Son père la regarde avec un air hébété. Puis, voyant qu'elle prend plaisir à déguster sa mixture peu ragoûtante, il lève les mains au ciel en signe de résignation et sourit.

— Qu’est-ce qu’il ne faut pas entendre, Manon. Tes expériences culinaires sont plus que discutables. Au fait, tu les as croisés où, Quentin et sa nouvelle nana ?

— Sur le port du Fret, à moto. Elle a un pétard, je ne te dis que ça. Si elle chute, c’est pas grave, elle a tout ce qu’il faut côté airbag fessier.

— Oui, ben c’est son style, à celui-là. Il n’aime pas spécialement les filles raffinées. Il a toujours eu un faible pour les …les …
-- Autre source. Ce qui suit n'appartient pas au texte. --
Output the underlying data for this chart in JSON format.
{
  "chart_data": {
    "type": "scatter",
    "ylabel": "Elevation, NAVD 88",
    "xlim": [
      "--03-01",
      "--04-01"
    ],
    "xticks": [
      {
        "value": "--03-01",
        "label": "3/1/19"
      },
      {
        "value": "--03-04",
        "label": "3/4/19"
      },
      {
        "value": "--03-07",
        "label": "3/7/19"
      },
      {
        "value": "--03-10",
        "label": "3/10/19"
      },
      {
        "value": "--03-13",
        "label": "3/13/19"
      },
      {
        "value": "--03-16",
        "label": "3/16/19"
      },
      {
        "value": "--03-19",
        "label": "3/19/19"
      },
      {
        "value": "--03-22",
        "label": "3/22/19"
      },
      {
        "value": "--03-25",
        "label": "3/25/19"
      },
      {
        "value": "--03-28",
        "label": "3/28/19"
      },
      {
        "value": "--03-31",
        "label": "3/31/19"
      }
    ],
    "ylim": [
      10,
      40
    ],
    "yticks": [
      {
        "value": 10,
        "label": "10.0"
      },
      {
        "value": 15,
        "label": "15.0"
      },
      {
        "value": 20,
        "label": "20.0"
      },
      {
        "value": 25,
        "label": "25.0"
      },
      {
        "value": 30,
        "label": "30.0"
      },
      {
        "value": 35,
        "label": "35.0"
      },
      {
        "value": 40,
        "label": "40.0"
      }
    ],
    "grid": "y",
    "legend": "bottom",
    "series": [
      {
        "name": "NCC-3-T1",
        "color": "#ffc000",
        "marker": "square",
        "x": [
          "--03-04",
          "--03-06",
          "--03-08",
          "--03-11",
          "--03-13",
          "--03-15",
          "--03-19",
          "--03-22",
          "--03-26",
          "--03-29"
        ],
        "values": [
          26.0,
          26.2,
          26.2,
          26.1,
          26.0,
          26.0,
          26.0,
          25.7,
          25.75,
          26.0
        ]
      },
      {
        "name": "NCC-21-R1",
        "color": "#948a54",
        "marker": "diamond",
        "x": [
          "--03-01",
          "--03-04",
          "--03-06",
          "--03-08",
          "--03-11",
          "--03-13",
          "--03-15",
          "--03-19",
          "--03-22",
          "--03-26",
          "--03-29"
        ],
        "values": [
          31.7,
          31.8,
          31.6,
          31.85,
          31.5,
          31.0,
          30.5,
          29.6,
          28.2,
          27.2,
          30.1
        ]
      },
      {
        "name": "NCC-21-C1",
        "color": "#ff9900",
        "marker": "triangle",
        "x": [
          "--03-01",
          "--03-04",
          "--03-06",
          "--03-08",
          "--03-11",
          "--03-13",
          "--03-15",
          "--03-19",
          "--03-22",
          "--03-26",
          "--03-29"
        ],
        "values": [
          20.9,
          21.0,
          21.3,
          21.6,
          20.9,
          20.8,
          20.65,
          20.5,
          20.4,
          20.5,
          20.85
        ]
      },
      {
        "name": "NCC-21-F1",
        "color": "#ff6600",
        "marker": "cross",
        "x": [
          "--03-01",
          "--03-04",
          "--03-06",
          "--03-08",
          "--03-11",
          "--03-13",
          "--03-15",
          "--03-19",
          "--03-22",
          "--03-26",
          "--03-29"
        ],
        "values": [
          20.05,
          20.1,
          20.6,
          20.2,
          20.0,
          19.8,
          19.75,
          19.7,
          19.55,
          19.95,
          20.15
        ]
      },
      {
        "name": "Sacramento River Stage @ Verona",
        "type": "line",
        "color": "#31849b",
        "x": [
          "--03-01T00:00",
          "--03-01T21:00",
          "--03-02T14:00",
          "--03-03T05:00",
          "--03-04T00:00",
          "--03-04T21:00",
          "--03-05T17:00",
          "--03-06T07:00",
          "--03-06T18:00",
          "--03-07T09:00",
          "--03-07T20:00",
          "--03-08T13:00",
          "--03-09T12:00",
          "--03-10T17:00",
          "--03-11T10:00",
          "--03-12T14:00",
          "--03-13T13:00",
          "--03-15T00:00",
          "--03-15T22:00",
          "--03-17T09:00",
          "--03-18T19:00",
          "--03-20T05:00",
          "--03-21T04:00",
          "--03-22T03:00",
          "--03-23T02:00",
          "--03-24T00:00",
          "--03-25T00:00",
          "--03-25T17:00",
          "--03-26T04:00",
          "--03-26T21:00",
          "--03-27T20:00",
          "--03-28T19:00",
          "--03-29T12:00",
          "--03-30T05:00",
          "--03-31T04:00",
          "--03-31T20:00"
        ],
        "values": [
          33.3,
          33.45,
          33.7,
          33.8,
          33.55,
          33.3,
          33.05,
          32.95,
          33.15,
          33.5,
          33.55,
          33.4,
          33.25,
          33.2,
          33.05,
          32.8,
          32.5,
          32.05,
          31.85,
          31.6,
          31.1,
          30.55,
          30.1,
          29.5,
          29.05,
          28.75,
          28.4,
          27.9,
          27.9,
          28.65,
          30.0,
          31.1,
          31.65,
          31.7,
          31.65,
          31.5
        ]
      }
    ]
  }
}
Repensant à une réplique du roi Arthur dans la série Kaamelott, Erwann ajoute :

— Je ne trouve pas de termes élégants, là.

Manon-Tiphaine reconnaît aussitôt l’allusion à leur série préférée et se met à rire. Elle suggère :

— Je pense que le terme exact c’est actrice porno.

Erwann éclate de rire à son tour. Les commentaires pleins de fraîcheur de sa fille sont toujours un régal pour lui. Il adore entendre sa vision des choses, toujours plus authentique que celle des adultes.

— Non, peut-être pas quand même, mais il les préfère...

— ... bien carénées ? intervient l'adolescente. Avec des airbags à l’avant et à l’arrière ?

Tout en parlant, Manon-Tiphaine mime les formes féminines pour expliciter ses propos.

— Ouais, on va dire ça... c’est le problème avec les amateurs de belles mécaniques, ils confondent les femmes et les machines.

— Cela dit, elle avait un joli visage et avait l'air gentil. Il va peut-être réussir à la garder cette fois...

— J'en doute fort vu son attitude envers la gent féminine. Il n'a pas le moindre respect pour les femmes. Et plus les années passent, moins il s'arrange. Je supporte de moins en moins sa façon de leur parler et de se comporter envers elles.

— C'est vrai qu'il n'a pas l'air très sérieux. Il en change très souvent... Il ne veut pas se caser ?

— Non. C'est peut-être mieux ainsi cela dit, car ce n'est pas un modèle de fidélité. Ni de responsabilité, d'ailleurs, ajoute-t-il, en repensant à ce jour où Quentin s'était vanté de ne jamais utiliser de préservatifs. J'espère vraiment que tu n'auras pas à faire à ce genre de gros lourds dans...

Erwann se tait avant de finir sa phrase. Il a toujours des doutes au sujet de l'orientation sexuelle de sa fille et ne veut pas commettre d'impair.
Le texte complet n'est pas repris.